Laut Bukan Warisan, Tapi Titipan
Sosialisasi dimulai pukul 14.30 WIB dan dihadiri Camat Teluk Pandan, Babinsa, perangkat desa, serta tokoh masyarakat setempat. Dialog berlangsung hangat, dengan semangat gotong royong untuk menjaga laut dari kerusakan akibat bahan peledak.
Warga diingatkan bahwa bom ikan melanggar UU Darurat No. 12 Tahun 1951 yang dapat dikenai sanksi pidana berat, selain tentunya berisiko mencederai pelaku sendiri.
“Kami tidak ingin ada korban jiwa.
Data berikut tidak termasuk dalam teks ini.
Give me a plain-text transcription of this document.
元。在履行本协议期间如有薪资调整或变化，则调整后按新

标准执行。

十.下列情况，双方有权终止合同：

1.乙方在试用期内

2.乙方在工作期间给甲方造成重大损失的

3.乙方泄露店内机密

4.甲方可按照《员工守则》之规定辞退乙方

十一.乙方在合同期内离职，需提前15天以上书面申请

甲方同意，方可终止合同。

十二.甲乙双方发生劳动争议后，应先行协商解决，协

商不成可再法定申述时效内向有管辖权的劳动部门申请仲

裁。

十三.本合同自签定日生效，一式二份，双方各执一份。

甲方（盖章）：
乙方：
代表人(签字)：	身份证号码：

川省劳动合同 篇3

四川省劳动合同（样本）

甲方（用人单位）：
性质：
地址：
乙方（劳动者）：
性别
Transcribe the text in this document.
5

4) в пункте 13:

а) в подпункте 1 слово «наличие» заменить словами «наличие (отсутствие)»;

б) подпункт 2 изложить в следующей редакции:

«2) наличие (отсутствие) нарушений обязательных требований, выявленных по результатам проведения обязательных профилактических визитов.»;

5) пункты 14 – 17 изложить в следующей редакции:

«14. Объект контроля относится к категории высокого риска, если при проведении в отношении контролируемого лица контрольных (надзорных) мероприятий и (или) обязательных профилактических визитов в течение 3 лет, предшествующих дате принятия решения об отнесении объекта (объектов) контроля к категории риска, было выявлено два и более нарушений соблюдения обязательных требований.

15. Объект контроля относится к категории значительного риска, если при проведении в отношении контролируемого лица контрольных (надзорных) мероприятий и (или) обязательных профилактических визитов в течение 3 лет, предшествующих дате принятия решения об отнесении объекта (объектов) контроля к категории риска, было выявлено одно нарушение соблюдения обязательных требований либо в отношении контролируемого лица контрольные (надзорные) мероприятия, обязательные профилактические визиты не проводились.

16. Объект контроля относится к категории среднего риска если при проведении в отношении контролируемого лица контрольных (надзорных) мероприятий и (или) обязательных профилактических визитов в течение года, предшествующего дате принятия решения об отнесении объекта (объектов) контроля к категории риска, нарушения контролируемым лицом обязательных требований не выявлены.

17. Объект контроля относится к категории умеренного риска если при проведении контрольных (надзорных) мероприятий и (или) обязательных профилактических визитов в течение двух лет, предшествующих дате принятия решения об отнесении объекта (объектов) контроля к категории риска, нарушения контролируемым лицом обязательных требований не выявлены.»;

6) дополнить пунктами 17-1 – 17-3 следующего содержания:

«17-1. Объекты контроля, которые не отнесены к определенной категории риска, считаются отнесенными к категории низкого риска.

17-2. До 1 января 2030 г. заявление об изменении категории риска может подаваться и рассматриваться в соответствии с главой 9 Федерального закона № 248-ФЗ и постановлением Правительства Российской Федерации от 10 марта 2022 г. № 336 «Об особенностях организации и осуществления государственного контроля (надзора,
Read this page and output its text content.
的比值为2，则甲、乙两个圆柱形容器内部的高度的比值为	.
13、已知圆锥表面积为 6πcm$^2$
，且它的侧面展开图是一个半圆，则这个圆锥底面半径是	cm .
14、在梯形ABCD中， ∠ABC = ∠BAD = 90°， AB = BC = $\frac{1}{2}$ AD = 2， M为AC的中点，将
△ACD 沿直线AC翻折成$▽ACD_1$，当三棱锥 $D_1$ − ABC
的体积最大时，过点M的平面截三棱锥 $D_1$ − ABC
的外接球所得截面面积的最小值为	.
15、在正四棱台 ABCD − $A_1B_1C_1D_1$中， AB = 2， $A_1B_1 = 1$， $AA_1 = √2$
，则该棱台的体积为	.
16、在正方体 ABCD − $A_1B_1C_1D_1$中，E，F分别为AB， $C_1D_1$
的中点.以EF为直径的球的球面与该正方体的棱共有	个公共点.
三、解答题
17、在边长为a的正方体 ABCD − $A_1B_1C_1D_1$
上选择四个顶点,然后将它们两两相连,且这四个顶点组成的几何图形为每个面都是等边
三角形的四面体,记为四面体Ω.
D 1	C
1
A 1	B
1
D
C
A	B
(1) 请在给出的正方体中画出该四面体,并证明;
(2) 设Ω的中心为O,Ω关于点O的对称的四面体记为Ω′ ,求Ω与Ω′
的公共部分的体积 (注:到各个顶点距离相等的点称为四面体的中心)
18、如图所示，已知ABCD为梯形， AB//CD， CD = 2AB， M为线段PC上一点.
Selain itu, biota laut dan terumbu karang butuh puluhan tahun untuk pulih dari kerusakan,” tambah Rakamigo.
Humanis, Tegas, dan Edukatif
Tak sekadar penyampaian hukum, kegiatan juga diisi dengan dialog humanis, membuka ruang bagi masyarakat untuk berbagi keresahan dan solusi bersama. Warga juga didorong untuk menggunakan alat tangkap ramah lingkungan.
“Kami ingin laut tetap menjadi sumber kehidupan yang berkelanjutan, bukan rusak karena ulah kita sendiri,” ujar salah satu tokoh masyarakat.
Warga Sambut Baik, Siap Jadi Garda Depan Jaga Laut
Kegiatan berlangsung aman dan kondusif. Warga mengapresiasi kehadiran aparat kepolisian dan menyatakan siap mendukung penuh upaya menjaga pesisir dari praktik ilegal.
“Laut ini adalah kehidupan kami. Kalau rusak, anak cucu kami yang rugi,” kata salah satu warga.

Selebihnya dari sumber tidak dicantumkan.